Industrie hat Nachholbedarf bei digitaler Transformation

Die digitale Transformation hat die produzierende Industrie fest im Griff. 70 Prozent schätzen den Einfluss dieses Umwälzungsprozesses auf die gesamte Branche, auf das eigene Unternehmen und speziell auf die Produktion selbst als überdurchschnittlich hoch ein. Dies geht aus der Studie »Digital Business Readiness« hervor [1].

Die Industrie sieht sich demnach bestens für die Digitale Transformation gerüstet. 98 Prozent der befragten Branchenvertreter glauben, ihre Unternehmen seien gut oder sogar sehr gut auf den Wandel vorbereitet und könnten von dessen Möglichkeiten profitieren.

»Bei der Implementierung einer entsprechenden Digitalstrategie hängt die Industrie allerdings hinterher. Nur 35 Prozent der produzierenden Unternehmen haben ihre Digitalstrategie bisher erfolgreich umgesetzt«, so Maximilian Hille, Analyst bei der Crisp Research AG und Co-Autor der Studie. Andere Branchen sind schon weiter: Insgesamt stecken schon 42 Prozent der deutschen Unternehmen mitten in ihrer Transformation.

Aber diese Diskrepanz kommt nicht von ungefähr. »Die Digitalisierung von Produktionsprozessen ist enorm aufwendig und mit einem tiefgreifenderen Einfluss auf die Wertschöpfungskette verbunden als in anderen Branchen. Für Industrieunternehmen bedeutet das, dass sie sich in dieser kritischen Phase noch mehr anstrengen müssen, um international nicht ins Hintertreffen zu geraten«, so André Kiehne, Sales Director Transformational Business der Dimension Data in Deutschland.

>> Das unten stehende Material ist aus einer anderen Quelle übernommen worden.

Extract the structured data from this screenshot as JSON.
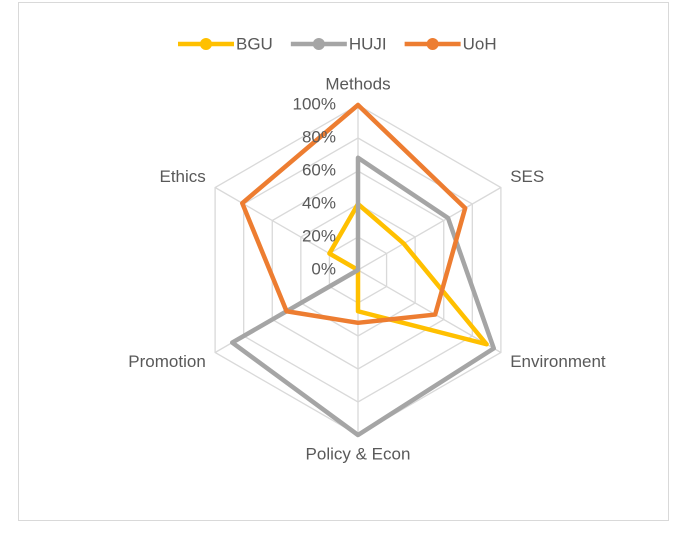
{
  "chart_data": {
    "type": "radar",
    "categories": [
      "Methods",
      "SES",
      "Environment",
      "Policy & Econ",
      "Promotion",
      "Ethics"
    ],
    "series": [
      {
        "name": "BGU",
        "color": "#FFC000",
        "values": [
          40,
          32,
          90,
          25,
          0,
          20
        ]
      },
      {
        "name": "HUJI",
        "color": "#A5A5A5",
        "values": [
          68,
          63,
          95,
          100,
          88,
          0
        ]
      },
      {
        "name": "UoH",
        "color": "#ED7D31",
        "values": [
          100,
          75,
          54,
          32,
          50,
          81
        ]
      }
    ],
    "rlim": [
      0,
      100
    ],
    "rticks": [
      {
        "value": 0,
        "label": "0%"
      },
      {
        "value": 20,
        "label": "20%"
      },
      {
        "value": 40,
        "label": "40%"
      },
      {
        "value": 60,
        "label": "60%"
      },
      {
        "value": 80,
        "label": "80%"
      },
      {
        "value": 100,
        "label": "100%"
      }
    ],
    "grid": true,
    "legend": "top"
  }
}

Und das geht nicht ohne den Ausbau der IT: 57 Prozent der Befragten geben an, dass sie mit der bestehenden Infrastruktur nicht in der Lage seien, die digitale Transformation zu meistern. Demgegenüber schneiden die Banken (36 Prozent) sowie die Versorger (33 Prozent) deutlich besser ab. Beim Umstieg auf Cloud-Lösungen und bei der Verwirklichung des Ansatzes Industrie 4.0 besteht nach eigener Einschätzung der größte Handlungsbedarf. Dabei scheinen die Industrieunternehmen auf einem guten Weg zu sein; 55 Prozent haben die Planungen für die kurz- oder mittelfristige Umsetzung von Industrie-4.0-Szenarien bereits abgeschlossen.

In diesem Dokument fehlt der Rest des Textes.